The Elders of Optina Monastery have had a tremendous impact on Russian society, calling forth a nationwide blossoming of sanctity. During the course of a century, their prophecy and God-illumined counsel attracted spiritual seekers from far and wide.
Elder Nikon (Belyaev) (1888–1931) was the beloved disciple of Elder Barsanuphius of Optina for over five years, during which time he assimilated his spiritual father’s sanctity and teachings to such a degree that was later able to take on the labor of eldership himself. Fr. Nikon kept a spiritual journal detailing his relationship with Elder Barsanuphius, giving us a valuable view into how eldership is passed on. His humble acceptance of God’s providence at all times enabled Fr. Nikon to maintain his spiritual equilibrium no matter what the circumstances—and his lot was to be a difficult one. After the closure of Optina Hermitage as a monastery by the Soviets in 1918, he was the last hieromonk to continue serving there in the one open church until its final closure in 1923. Elder Nikon then began his ministry of eldership in the town of Kozelsk, where he settled with other Optina monks, and continued selflessly serving those around him until his arrest in 1927 and his exile to Russia’s far north, where, in poverty and sickness, with uncomplaining trust in God, he reposed in 1931.
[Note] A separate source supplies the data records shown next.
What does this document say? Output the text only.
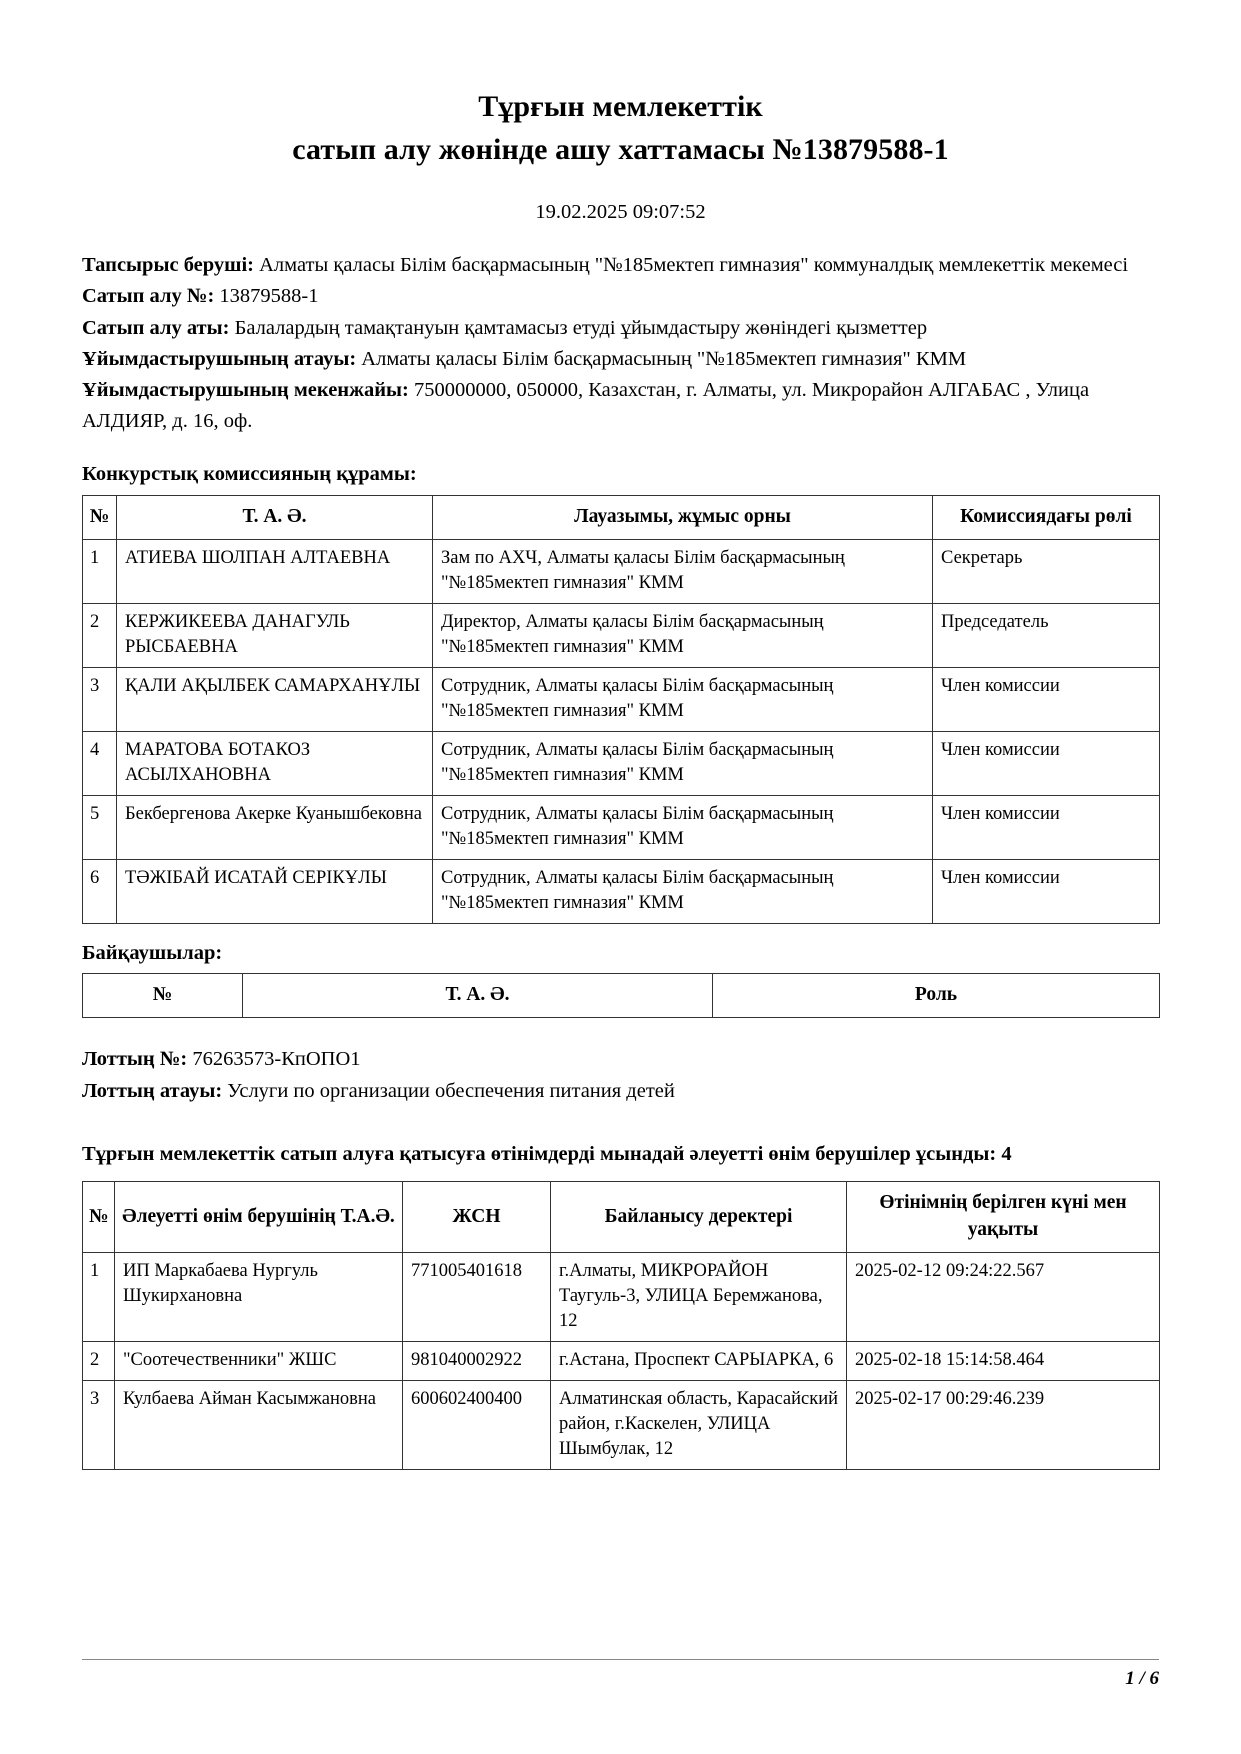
Тұрғын мемлекеттік
сатып алу жөнінде ашу хаттамасы №13879588-1
19.02.2025 09:07:52
Тапсырыс беруші: Алматы қаласы Білім басқармасының "№185мектеп гимназия" коммуналдық мемлекеттік мекемесі
Сатып алу №: 13879588-1
Сатып алу аты: Балалардың тамақтануын қамтамасыз етуді ұйымдастыру жөніндегі қызметтер
Ұйымдастырушының атауы: Алматы қаласы Білім басқармасының "№185мектеп гимназия" КММ
Ұйымдастырушының мекенжайы: 750000000, 050000, Казахстан, г. Алматы, ул. Микрорайон АЛГАБАС , Улица АЛДИЯР, д. 16, оф.
Конкурстық комиссияның құрамы:
№	Т. А. Ә.	Лауазымы, жұмыс орны	Комиссиядағы рөлі
1	АТИЕВА ШОЛПАН АЛТАЕВНА	Зам по АХЧ, Алматы қаласы Білім басқармасының "№185мектеп гимназия" КММ	Секретарь
2	КЕРЖИКЕЕВА ДАНАГУЛЬ РЫСБАЕВНА	Директор, Алматы қаласы Білім басқармасының "№185мектеп гимназия" КММ	Председатель
3	ҚАЛИ АҚЫЛБЕК САМАРХАНҰЛЫ	Сотрудник, Алматы қаласы Білім басқармасының "№185мектеп гимназия" КММ	Член комиссии
4	МАРАТОВА БОТАКОЗ АСЫЛХАНОВНА	Сотрудник, Алматы қаласы Білім басқармасының "№185мектеп гимназия" КММ	Член комиссии
5	Бекбергенова Акерке Куанышбековна	Сотрудник, Алматы қаласы Білім басқармасының "№185мектеп гимназия" КММ	Член комиссии
6	ТӘЖІБАЙ ИСАТАЙ СЕРІКҰЛЫ	Сотрудник, Алматы қаласы Білім басқармасының "№185мектеп гимназия" КММ	Член комиссии
Байқаушылар:
№	Т. А. Ә.	Роль
Лоттың №: 76263573-КпОПО1
Лоттың атауы: Услуги по организации обеспечения питания детей
Тұрғын мемлекеттік сатып алуға қатысуға өтінімдерді мынадай әлеуетті өнім берушілер ұсынды: 4
№	Әлеуетті өнім берушінің Т.А.Ә.	ЖСН	Байланысу деректері	Өтінімнің берілген күні мен уақыты
1	ИП Маркабаева Нургуль Шукирхановна	771005401618	г.Алматы, МИКРОРАЙОН Таугуль-3, УЛИЦА Беремжанова, 12	2025-02-12 09:24:22.567
2	"Соотечественники" ЖШС	981040002922	г.Астана, Проспект САРЫАРКА, 6	2025-02-18 15:14:58.464
3	Кулбаева Айман Касымжановна	600602400400	Алматинская область, Карасайский район, г.Каскелен, УЛИЦА Шымбулак, 12	2025-02-17 00:29:46.239
1 / 6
The Life of Elder Nikon is particularly appropriate for our times, as the decline of the collective West into a Soviet-style dystopia mirrors the tragedy that overtook Orthodox Russia a century ago. Elder Nikon’s words of counsel on how to maintain faith, as well as his own example of confessing Christ in the face of persecution, are as needful for us today as they were during his own lifetime.
In addition to Nun Maria’s beautifully written biography of her spiritual father, this volume also contains Elder Nikon’s edifying letters and teachings.
Elder Nikon of Optina is the ninth volume in the series of Lives of the Optina Elders published by the St. Herman of Alaska Brotherhood.